Beaucoup d'entre vous l'ont souligné : ce texte s'est enrichi des réflexions des uns et des autres. Nous avons réalisé un travail de qualité avec les sénateurs, que je remercie pour leur esprit constructif. À plusieurs reprises depuis 2018, nos travaux sur ce sujet en ont montré la complexité.
La proposition de loi comporte des avancées historiques. L'âge seuil de quinze ans existe déjà dans la loi mais il qualifie l'atteinte sexuelle ; désormais, il qualifiera le viol et c'est une révolution. La complexité du dispositif tient à la nécessité de faire coexister deux régimes : celui qui s'applique aujourd'hui pour des procédures engagées avant la promulgation de la loi ou pour des faits commis avant celle-ci, et celui qui s'appliquera demain.

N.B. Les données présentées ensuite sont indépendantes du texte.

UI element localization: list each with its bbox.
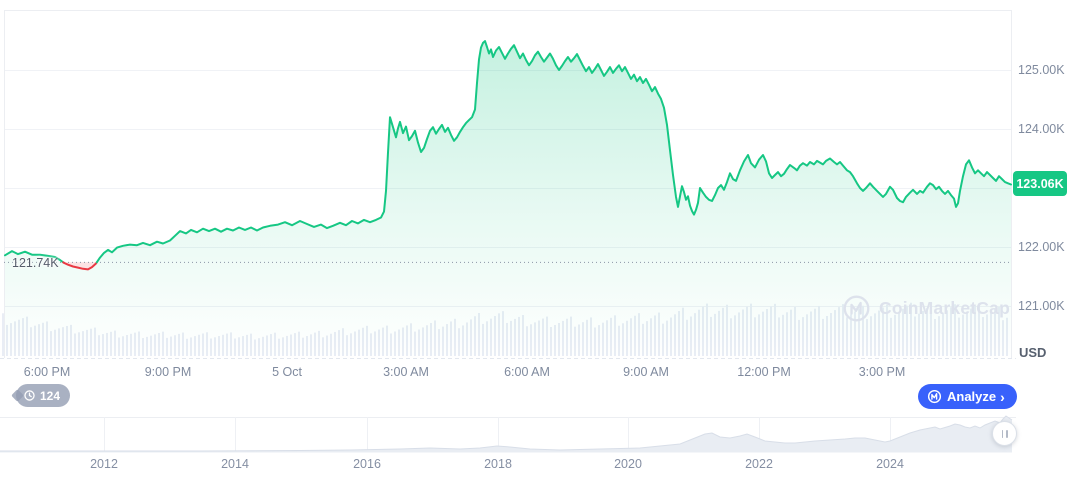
- open-price-label: 121.74K: [12, 256, 59, 270]
- clock-history-icon: [23, 389, 36, 402]
- x-axis-tick: 12:00 PM: [737, 365, 791, 379]
- chevron-right-icon: ›: [1000, 388, 1005, 405]
- navigator-area: [0, 416, 1012, 453]
- price-line-down: [62, 261, 98, 271]
- y-axis-tick: 125.00K: [1018, 63, 1065, 77]
- x-axis-tick: 5 Oct: [272, 365, 302, 379]
- year-tick: 2016: [353, 457, 381, 471]
- price-line-up: [95, 40, 1012, 264]
- watermark-text: CoinMarketCap: [879, 298, 1010, 318]
- x-axis-tick: 9:00 PM: [144, 365, 192, 379]
- y-axis-tick: 122.00K: [1018, 240, 1065, 254]
- coinmarketcap-logo-icon: [842, 294, 871, 323]
- analyze-button[interactable]: Analyze ›: [918, 384, 1017, 409]
- year-tick: 2018: [484, 457, 512, 471]
- year-tick: 2024: [876, 457, 904, 471]
- navigator-resize-handle[interactable]: [992, 421, 1017, 446]
- price-area: [5, 41, 1011, 358]
- watermark: CoinMarketCap: [842, 294, 1010, 323]
- x-axis-tick: 3:00 PM: [858, 365, 906, 379]
- currency-label: USD: [1019, 345, 1047, 360]
- below-open-area: [63, 262, 97, 270]
- x-axis-tick: 3:00 AM: [383, 365, 429, 379]
- x-axis-tick: 9:00 AM: [623, 365, 669, 379]
- year-tick: 2012: [90, 457, 118, 471]
- analyze-label: Analyze: [947, 389, 997, 404]
- navigator[interactable]: [0, 415, 1016, 453]
- y-axis-tick: 124.00K: [1018, 122, 1065, 136]
- y-axis-tick: 121.00K: [1018, 299, 1065, 313]
- year-tick: 2014: [221, 457, 249, 471]
- history-count: 124: [40, 388, 61, 403]
- x-axis-tick: 6:00 PM: [23, 365, 71, 379]
- year-tick: 2022: [745, 457, 773, 471]
- navigator-outline: [0, 415, 1013, 452]
- price-line-up: [4, 250, 65, 264]
- coinmarketcap-mini-logo-icon: [927, 389, 942, 404]
- current-price-badge: 123.06K: [1013, 171, 1067, 196]
- x-axis-tick: 6:00 AM: [504, 365, 550, 379]
- history-count-badge[interactable]: 124: [16, 384, 71, 407]
- price-series: [4, 40, 1012, 358]
- year-tick: 2020: [614, 457, 642, 471]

Il me semble utile de lever d'éventuelles confusions à propos de l'inceste. Nous avons enrichi, sans la modifier, la définition de la surqualification, en y ajoutant les grands-oncles et grand-tantes. En revanche, nous avons créé une nouvelle infraction de viol incestueux sur mineur, qui concerne tous les mineurs jusqu'à dix-huit ans, sans écart d'âge. L'établissement de l'autorité de droit ou de fait vise, non pas à qualifier l'inceste, mais à ne plus avoir à rechercher l'existence d'un consentement. Pour autant, même si un frère n'a pas autorité sur sa sœur, s'il commet un viol sur elle, bien évidemment, ce dernier sera qualifié comme tel. Pour des raisons sur lesquelles je reviendrai, après en avoir longuement discuté avec des juristes et des magistrats, nous n'avions pas d'autre choix que de nous appuyer sur une telle disposition pour ne pas sanctionner la victime au lieu de l'auteur des faits.

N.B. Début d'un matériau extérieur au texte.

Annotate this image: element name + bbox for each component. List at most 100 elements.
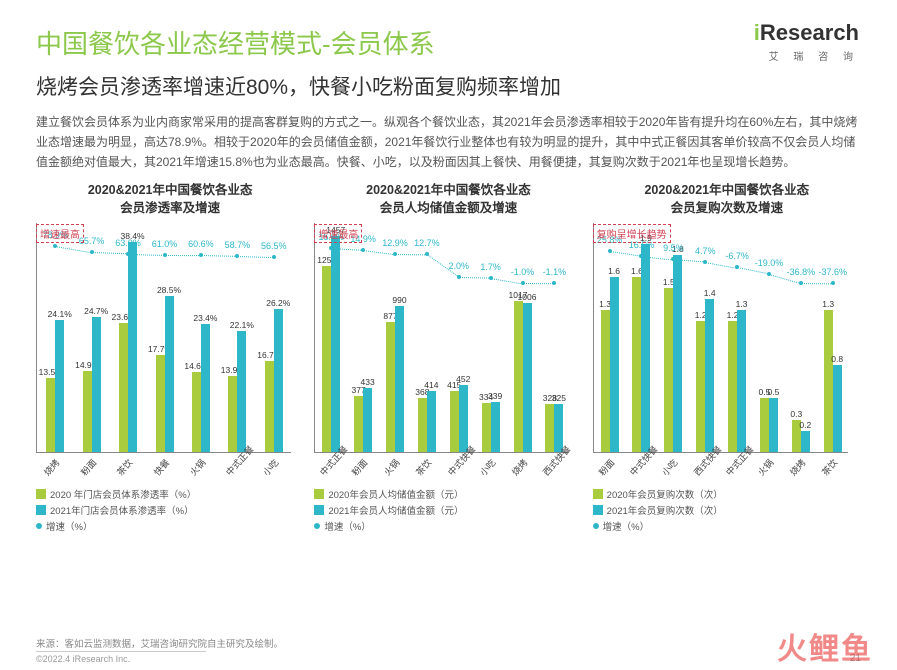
growth-dot: [425, 252, 429, 256]
growth-dot: [521, 281, 525, 285]
growth-label: -36.8%: [787, 267, 816, 277]
bar-label: 26.2%: [266, 298, 290, 308]
growth-dot: [552, 281, 556, 285]
growth-line: [705, 262, 737, 269]
chart-plot: 1.31.6粉面25.8%1.61.9中式快餐16.5%1.51.8小吃9.5%…: [593, 223, 848, 453]
category-label: 小吃: [259, 457, 281, 479]
category-label: 火锅: [187, 457, 209, 479]
bar-2021: 1.6: [610, 277, 619, 452]
bar-label: 325: [552, 393, 566, 403]
growth-dot: [272, 255, 276, 259]
growth-label: 56.5%: [261, 241, 287, 251]
growth-dot: [703, 260, 707, 264]
bar-2021: 1457: [331, 236, 340, 452]
growth-line: [363, 250, 395, 255]
bar-label: 24.7%: [84, 306, 108, 316]
chart-title: 2020&2021年中国餐饮各业态会员复购次数及增速: [593, 182, 861, 217]
chart-legend: 2020 年门店会员体系渗透率（%）2021年门店会员体系渗透率（%）增速（%）: [36, 487, 304, 533]
bar-2021: 0.2: [801, 431, 810, 453]
growth-line: [395, 254, 427, 256]
bar-2021: 24.1%: [55, 320, 64, 452]
bar-2021: 23.4%: [201, 324, 210, 452]
growth-line: [801, 283, 833, 285]
growth-line: [201, 255, 237, 257]
growth-label: 60.6%: [188, 239, 214, 249]
bar-2021: 1.8: [673, 255, 682, 452]
category-label: 烧烤: [786, 457, 808, 479]
bar-2020: 1.2: [728, 321, 737, 452]
growth-dot: [639, 254, 643, 258]
category-label: 小吃: [476, 457, 498, 479]
page-title: 中国餐饮各业态经营模式-会员体系: [36, 24, 861, 61]
growth-line: [164, 255, 200, 256]
bar-2020: 1.6: [632, 277, 641, 452]
chart-title: 2020&2021年中国餐饮各业态会员人均储值金额及增速: [314, 182, 582, 217]
bar-2020: 415: [450, 391, 459, 453]
legend-item: 增速（%）: [593, 519, 861, 533]
bar-label: 1.3: [736, 299, 748, 309]
growth-dot: [735, 265, 739, 269]
category-label: 茶饮: [114, 457, 136, 479]
growth-dot: [671, 257, 675, 261]
growth-label: 63.0%: [115, 238, 141, 248]
growth-label: -37.6%: [818, 267, 847, 277]
category-label: 烧烤: [41, 457, 63, 479]
category-label: 茶饮: [818, 457, 840, 479]
bar-2020: 1258: [322, 266, 331, 453]
growth-dot: [90, 250, 94, 254]
growth-dot: [235, 254, 239, 258]
chart-plot: 12581457中式正餐15.8%377433粉面14.9%877990火锅12…: [314, 223, 569, 453]
chart-penetration: 2020&2021年中国餐饮各业态会员渗透率及增速增速最高13.5%24.1%烧…: [36, 182, 304, 535]
bar-2021: 1.3: [737, 310, 746, 452]
bar-label: 433: [361, 377, 375, 387]
growth-label: 61.0%: [152, 239, 178, 249]
chart-legend: 2020年会员复购次数（次）2021年会员复购次数（次）增速（%）: [593, 487, 861, 533]
charts-row: 2020&2021年中国餐饮各业态会员渗透率及增速增速最高13.5%24.1%烧…: [36, 182, 861, 535]
growth-line: [491, 278, 523, 285]
slide-container: iResearch 艾 瑞 咨 询 中国餐饮各业态经营模式-会员体系 烧烤会员渗…: [0, 0, 897, 670]
growth-label: 9.5%: [663, 243, 684, 253]
chart-note: 增速最高: [36, 224, 84, 243]
bar-label: 452: [456, 374, 470, 384]
bar-2021: 990: [395, 306, 404, 453]
bar-label: 28.5%: [157, 285, 181, 295]
legend-item: 2020 年门店会员体系渗透率（%）: [36, 487, 304, 501]
bar-label: 1.4: [704, 288, 716, 298]
bar-label: 0.3: [790, 409, 802, 419]
bar-label: 24.1%: [48, 309, 72, 319]
bar-2020: 14.6%: [192, 372, 201, 452]
source-text: 来源：客如云监测数据，艾瑞咨询研究院自主研究及绘制。: [36, 636, 283, 650]
legend-item: 2020年会员人均储值金额（元）: [314, 487, 582, 501]
growth-dot: [799, 281, 803, 285]
bar-2021: 1006: [523, 303, 532, 452]
bar-2021: 452: [459, 385, 468, 452]
category-label: 烧烤: [508, 457, 530, 479]
growth-label: 2.0%: [449, 261, 470, 271]
bar-2020: 877: [386, 322, 395, 452]
chart-note: 复购呈增长趋势: [593, 224, 671, 243]
bar-2020: 334: [482, 403, 491, 453]
bar-label: 0.5: [768, 387, 780, 397]
bar-label: 1006: [518, 292, 537, 302]
category-label: 粉面: [77, 457, 99, 479]
legend-item: 2021年会员人均储值金额（元）: [314, 503, 582, 517]
chart-stored-value: 2020&2021年中国餐饮各业态会员人均储值金额及增速增速最高12581457…: [314, 182, 582, 535]
category-label: 火锅: [381, 457, 403, 479]
chart-legend: 2020年会员人均储值金额（元）2021年会员人均储值金额（元）增速（%）: [314, 487, 582, 533]
bar-label: 1.6: [608, 266, 620, 276]
growth-dot: [767, 272, 771, 276]
bar-label: 0.2: [799, 420, 811, 430]
brand-sub: 艾 瑞 咨 询: [754, 48, 859, 63]
growth-label: -19.0%: [755, 258, 784, 268]
bar-2020: 328: [545, 404, 554, 453]
growth-label: -6.7%: [725, 251, 749, 261]
bar-label: 339: [488, 391, 502, 401]
brand-logo: iResearch: [754, 20, 859, 46]
bar-2021: 28.5%: [165, 296, 174, 452]
bar-2020: 377: [354, 396, 363, 452]
bar-2021: 38.4%: [128, 242, 137, 452]
legend-item: 增速（%）: [36, 519, 304, 533]
copyright-text: ©2022.4 iResearch Inc.: [36, 651, 206, 664]
bar-2021: 1.9: [641, 244, 650, 452]
bar-2020: 0.5: [760, 398, 769, 453]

L'écart d'âge a fait l'objet de longues discussions. Ma conviction profonde est qu'il est impossible d'adopter un seuil d'âge sans exception. Les exemples étrangers relèvent de régimes juridiques très différents. On ne peut pas comparer les seuils d'âge sans comparer les échelles des peines, qui ne sont pas du tout les mêmes. Le régime français est particulièrement répressif en matière d'infractions sexuelles. Même si nous souhaitons tous mieux protéger les victimes, d'autant plus lorsqu'il s'agit d'enfants, il faut faire preuve de beaucoup de prudence. Le risque d'inconstitutionnalité n'est pas anodin. Notre système pénalise les adultes par rapport aux mineurs, ce qui n'est pas toujours le cas à l'étranger. Tous les juristes que nous avons auditionnés, comme le Conseil d'État à plusieurs reprises, nous ont alertés sur cette ligne de crête. Le Conseil d'État n'a d'ailleurs pas simplement émis des réserves, mais des objections, soulignant comme motif d'inconstitutionnalité la disproportion que constituerait le fait pour celui des deux mineurs entamant une relation qui atteindrait ses dix-huit ans avant l'autre de devenir passible de la cour d'assises.
Il faut, en effet, légiférer la main tremblante pour ne pas fragiliser ce texte d'un point de vue constitutionnel. Contrairement à ceux qui considèrent qu'on ne légifère pas pour des exceptions, j'assume de le faire : la vie judiciaire n'est faite que d'exceptions. Aucune affaire ne ressemble à une autre ; chaque dossier est particulier et toutes les personnes sont uniques. C'est le juge qui applique la loi et nous ne pouvons pas voter des dispositions en espérant que les magistrats ne les appliquent pas. Ce serait un non-sens ! Notre responsabilité, en tant que législateur, est d'adopter des textes clairs, précis, qui tiennent compte de la multiplicité des situations, même exceptionnelles.
La proposition de loi prévoit des évolutions dans le champ pénal mais, M. Dimitri Houbron l'a rappelé et je l'en remercie, le plus important des combats reste celui de la prévention et le chemin est encore long. Nous aurons besoin de toutes les forces. Je sais que tous les membres de la commission, sur tous les bancs, sont particulièrement concernés.
Je vous remercie de vos contributions à nos travaux, d'une richesse extraordinaire.